Les religieux chiites Abdel Jalil Moqdad et Mirza Mahrous ainsi que le sunnite Ibrahim Charif, chef du groupe laïque Waed, font partie d'un groupe de 13 opposants jugés actuellement en appel pour complot contre la dynastie sunnite des Al-Khalifa.

En première instance, en juin 2011, un tribunal d'exception avait jugé ces 13 hommes, ainsi que huit autres, coupables de complot. Sept avaient été condamnés à la perpétuité et les autres à des peines allant de deux à 15 ans de prison, dont l'un a été depuis acquitté. Sept avaient été condamnés par contumace.
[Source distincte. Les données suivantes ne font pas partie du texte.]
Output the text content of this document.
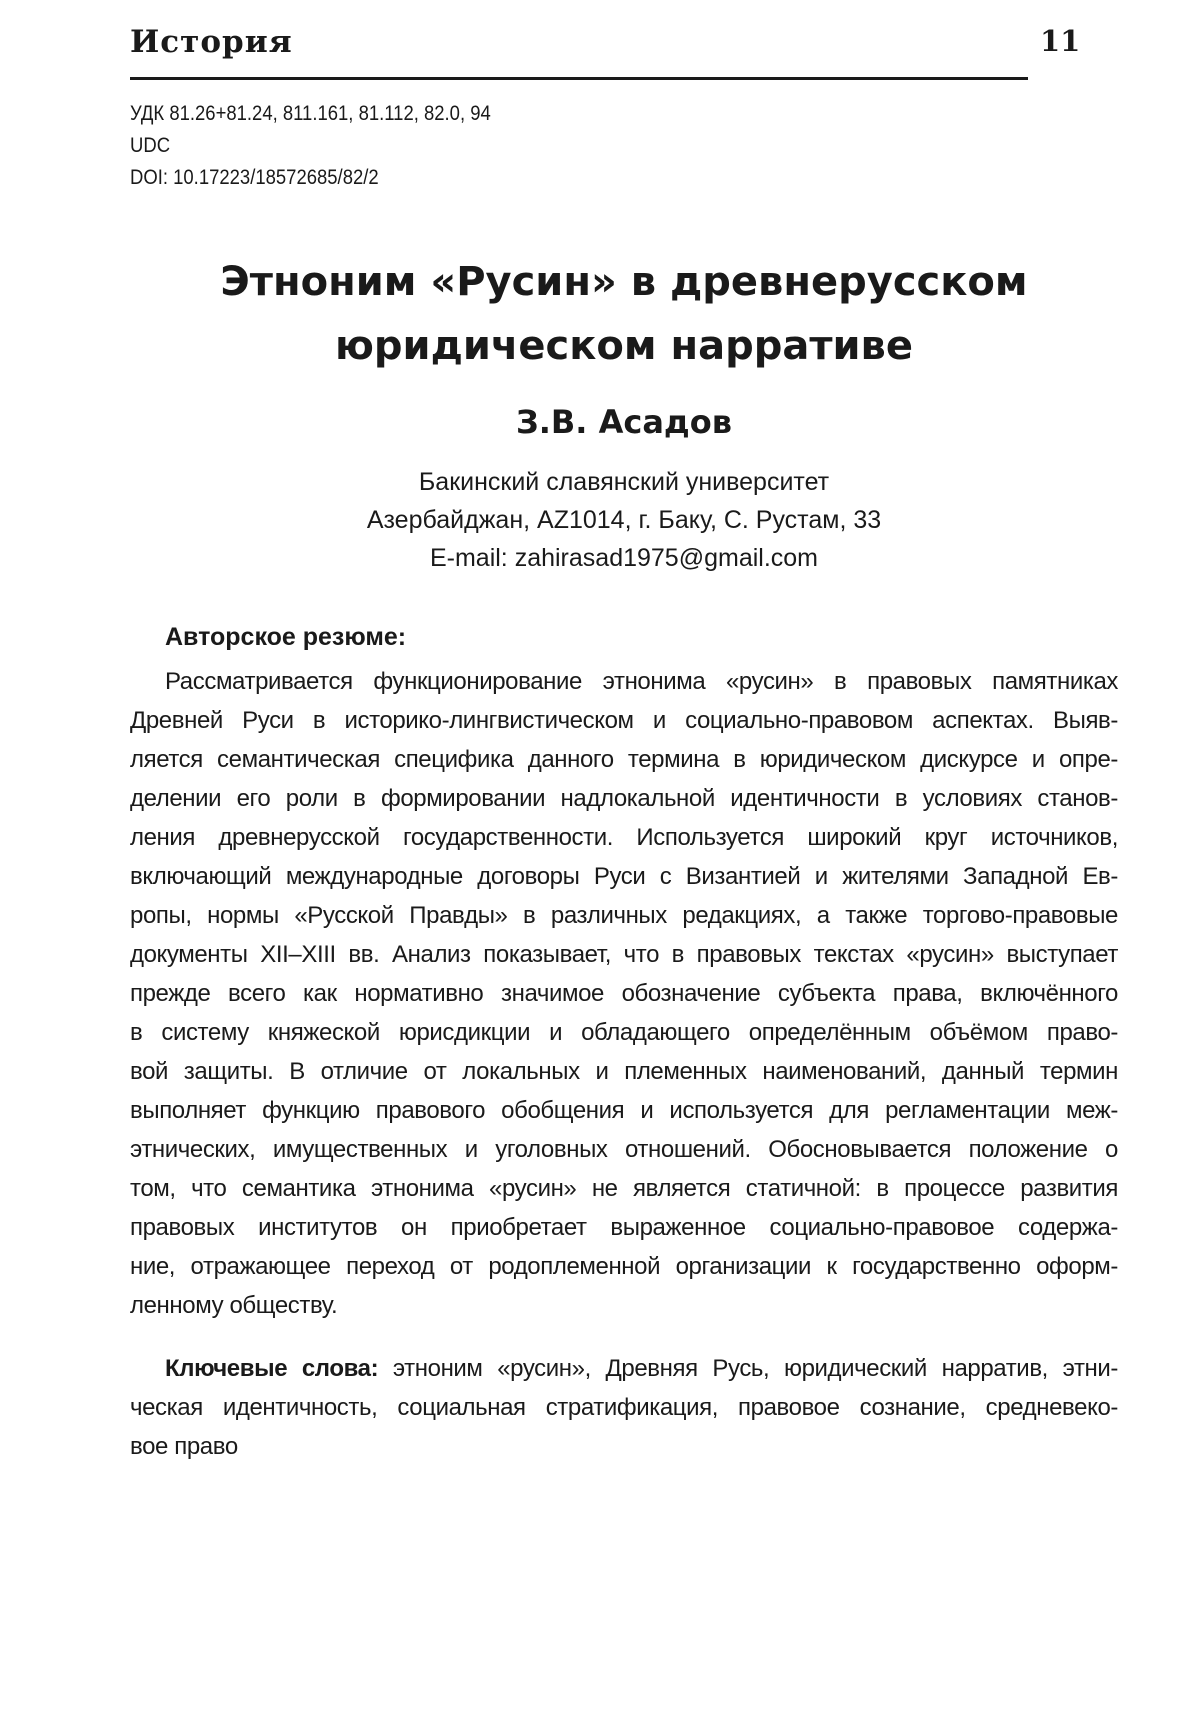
История	11
УДК 81.26+81.24, 811.161, 81.112, 82.0, 94
UDC
DOI: 10.17223/18572685/82/2
Этноним «Русин» в древнерусском
юридическом нарративе
З.В. Асадов
Бакинский славянский университет
Азербайджан, AZ1014, г. Баку, С. Рустам, 33
E-mail: zahirasad1975@gmail.com
Авторское резюме:
Рассматривается функционирование этнонима «русин» в правовых памятниках
Древней Руси в историко-лингвистическом и социально-правовом аспектах. Выяв-
ляется семантическая специфика данного термина в юридическом дискурсе и опре-
делении его роли в формировании надлокальной идентичности в условиях станов-
ления древнерусской государственности. Используется широкий круг источников,
включающий международные договоры Руси с Византией и жителями Западной Ев-
ропы, нормы «Русской Правды» в различных редакциях, а также торгово-правовые
документы XII–XIII вв. Анализ показывает, что в правовых текстах «русин» выступает
прежде всего как нормативно значимое обозначение субъекта права, включённого
в систему княжеской юрисдикции и обладающего определённым объёмом право-
вой защиты. В отличие от локальных и племенных наименований, данный термин
выполняет функцию правового обобщения и используется для регламентации меж-
этнических, имущественных и уголовных отношений. Обосновывается положение о
том, что семантика этнонима «русин» не является статичной: в процессе развития
правовых институтов он приобретает выраженное социально-правовое содержа-
ние, отражающее переход от родоплеменной организации к государственно оформ-
ленному обществу.
Ключевые слова: этноним «русин», Древняя Русь, юридический нарратив, этни-
ческая идентичность, социальная стратификация, правовое сознание, средневеко-
вое право
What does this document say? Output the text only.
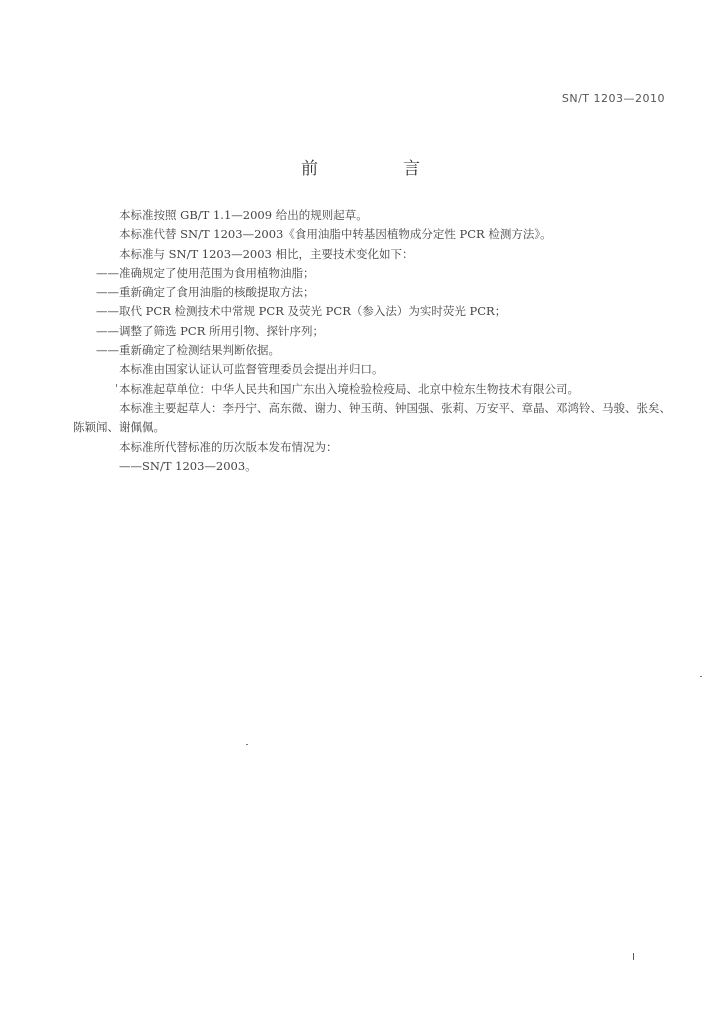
SN/T 1203—2010
前　言

本标准按照 GB/T 1.1—2009 给出的规则起草。

本标准代替 SN/T 1203—2003《食用油脂中转基因植物成分定性 PCR 检测方法》。

本标准与 SN/T 1203—2003 相比，主要技术变化如下：

——准确规定了使用范围为食用植物油脂；

——重新确定了食用油脂的核酸提取方法；

——取代 PCR 检测技术中常规 PCR 及荧光 PCR（参入法）为实时荧光 PCR；

——调整了筛选 PCR 所用引物、探针序列；

——重新确定了检测结果判断依据。

本标准由国家认证认可监督管理委员会提出并归口。

本标准起草单位：中华人民共和国广东出入境检验检疫局、北京中检东生物技术有限公司。

本标准主要起草人：李丹宁、高东微、谢力、钟玉萌、钟国强、张莉、万安平、章晶、邓鸿铃、马骏、张矣、陈颖闻、谢佩佩。

本标准所代替标准的历次版本发布情况为：

——SN/T 1203—2003。

I
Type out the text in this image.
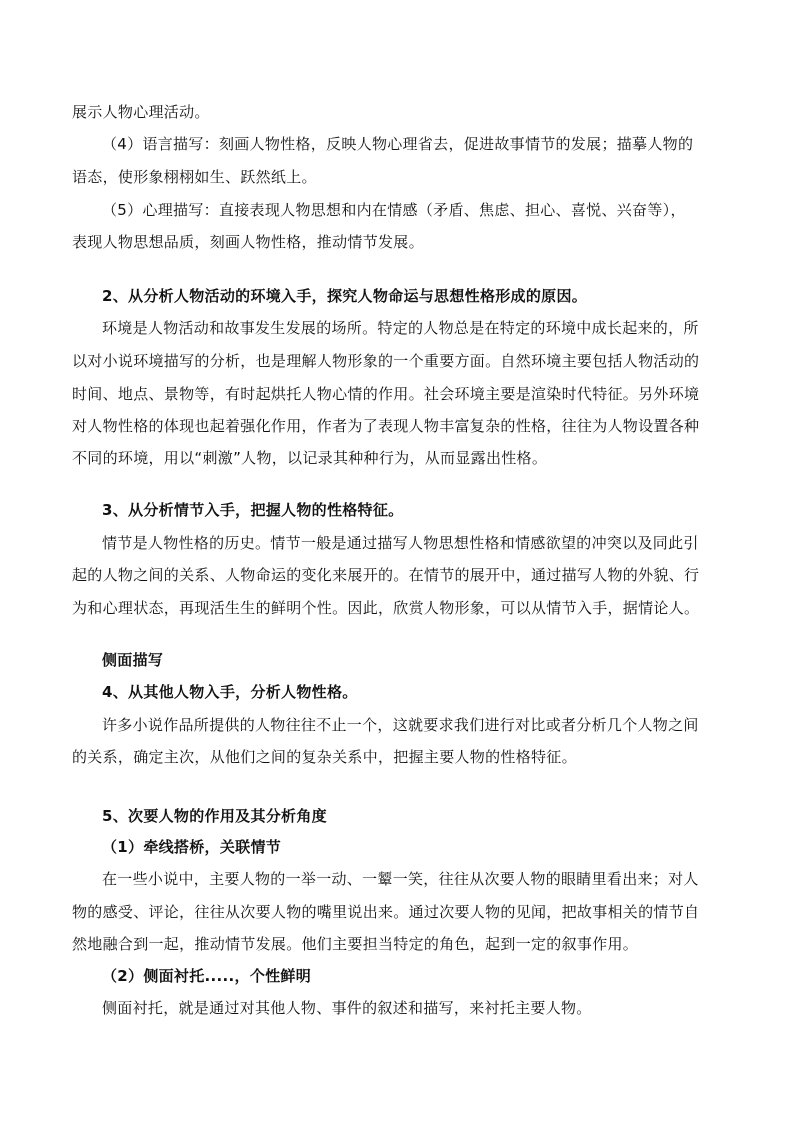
展示人物心理活动。
（4）语言描写：刻画人物性格，反映人物心理省去，促进故事情节的发展；描摹人物的
语态，使形象栩栩如生、跃然纸上。
（5）心理描写：直接表现人物思想和内在情感（矛盾、焦虑、担心、喜悦、兴奋等），
表现人物思想品质，刻画人物性格，推动情节发展。
2、从分析人物活动的环境入手，探究人物命运与思想性格形成的原因。
环境是人物活动和故事发生发展的场所。特定的人物总是在特定的环境中成长起来的，所
以对小说环境描写的分析，也是理解人物形象的一个重要方面。自然环境主要包括人物活动的
时间、地点、景物等，有时起烘托人物心情的作用。社会环境主要是渲染时代特征。另外环境
对人物性格的体现也起着强化作用，作者为了表现人物丰富复杂的性格，往往为人物设置各种
不同的环境，用以“刺激”人物，以记录其种种行为，从而显露出性格。
3、从分析情节入手，把握人物的性格特征。
情节是人物性格的历史。情节一般是通过描写人物思想性格和情感欲望的冲突以及同此引
起的人物之间的关系、人物命运的变化来展开的。在情节的展开中，通过描写人物的外貌、行
为和心理状态，再现活生生的鲜明个性。因此，欣赏人物形象，可以从情节入手，据情论人。
侧面描写
4、从其他人物入手，分析人物性格。
许多小说作品所提供的人物往往不止一个，这就要求我们进行对比或者分析几个人物之间
的关系，确定主次，从他们之间的复杂关系中，把握主要人物的性格特征。
5、次要人物的作用及其分析角度
（1）牵线搭桥，关联情节
在一些小说中，主要人物的一举一动、一颦一笑，往往从次要人物的眼睛里看出来；对人
物的感受、评论，往往从次要人物的嘴里说出来。通过次要人物的见闻，把故事相关的情节自
然地融合到一起，推动情节发展。他们主要担当特定的角色，起到一定的叙事作用。
（2）侧面衬托.....，个性鲜明
侧面衬托，就是通过对其他人物、事件的叙述和描写，来衬托主要人物。
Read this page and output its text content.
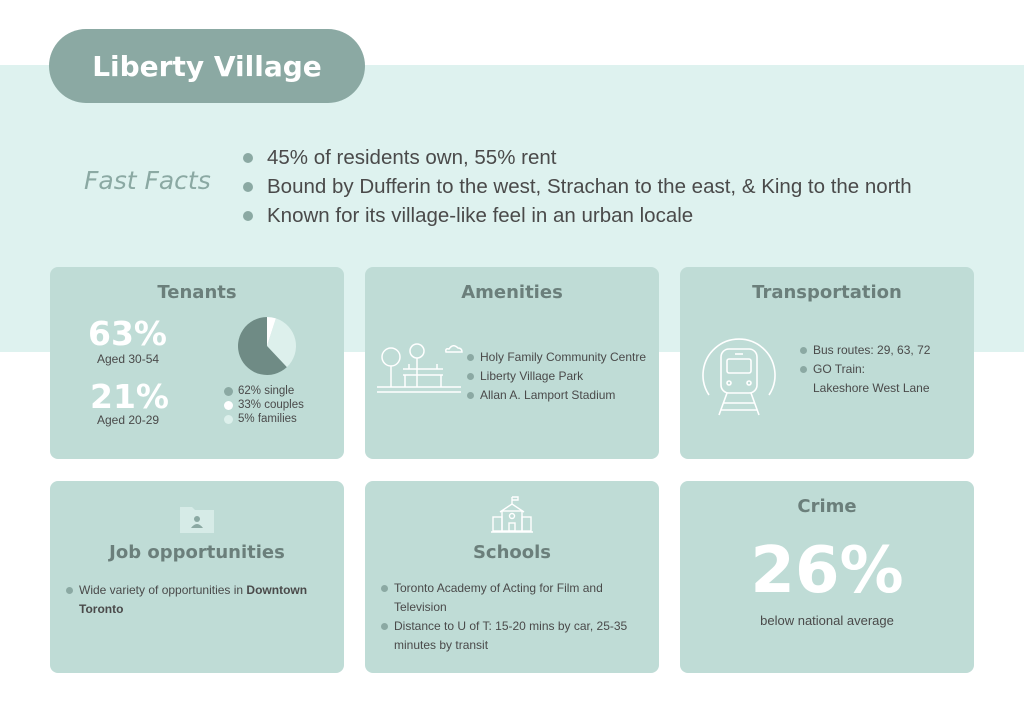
Liberty Village
Fast Facts
45% of residents own, 55% rent
Bound by Dufferin to the west, Strachan to the east, & King to the north
Known for its village-like feel in an urban locale
Tenants
63%
Aged 30-54
21%
Aged 20-29
62% single
33% couples
5% families
Amenities
Holy Family Community Centre
Liberty Village Park
Allan A. Lamport Stadium
Transportation
Bus routes: 29, 63, 72
GO Train:
Lakeshore West Lane
Job opportunities
Wide variety of opportunities in Downtown Toronto
Schools
Toronto Academy of Acting for Film and Television
Distance to U of T: 15-20 mins by car, 25-35 minutes by transit
Crime
26%
below national average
M. Charif a affirmé durant l'audience avoir subi des mauvais traitements après son arrestation le 17 mars 2011 après l'écrasement des protestations menées par les chiites, majoritaires à Bahreïn, pour demander des réformes politiques.

Les tortures ont duré des semaines avec des passages à tabac et des insultes, a-t-il raconté, selon l'un des avocats Me Radhi al-Moussaoui.

Pendant l'audience, le procureur général a renoncé à poursuivre les 13 hommes pour violation des lois sur la liberté d'expression --des charges minimes. Le tribunal a fixé sa prochaine audience au 12 juin.

Le défenseur des droits de l'Homme, Abdel Hadi al-Khawaja, fait partie du groupe des treize opposants. Il avait observé en vain une grève de la faim de 110 jours pour demander sa libération.

Les appels d'organisations de défense des droits de l'Homme pour sa libération et celle des autres opposants sont restés sans réponse.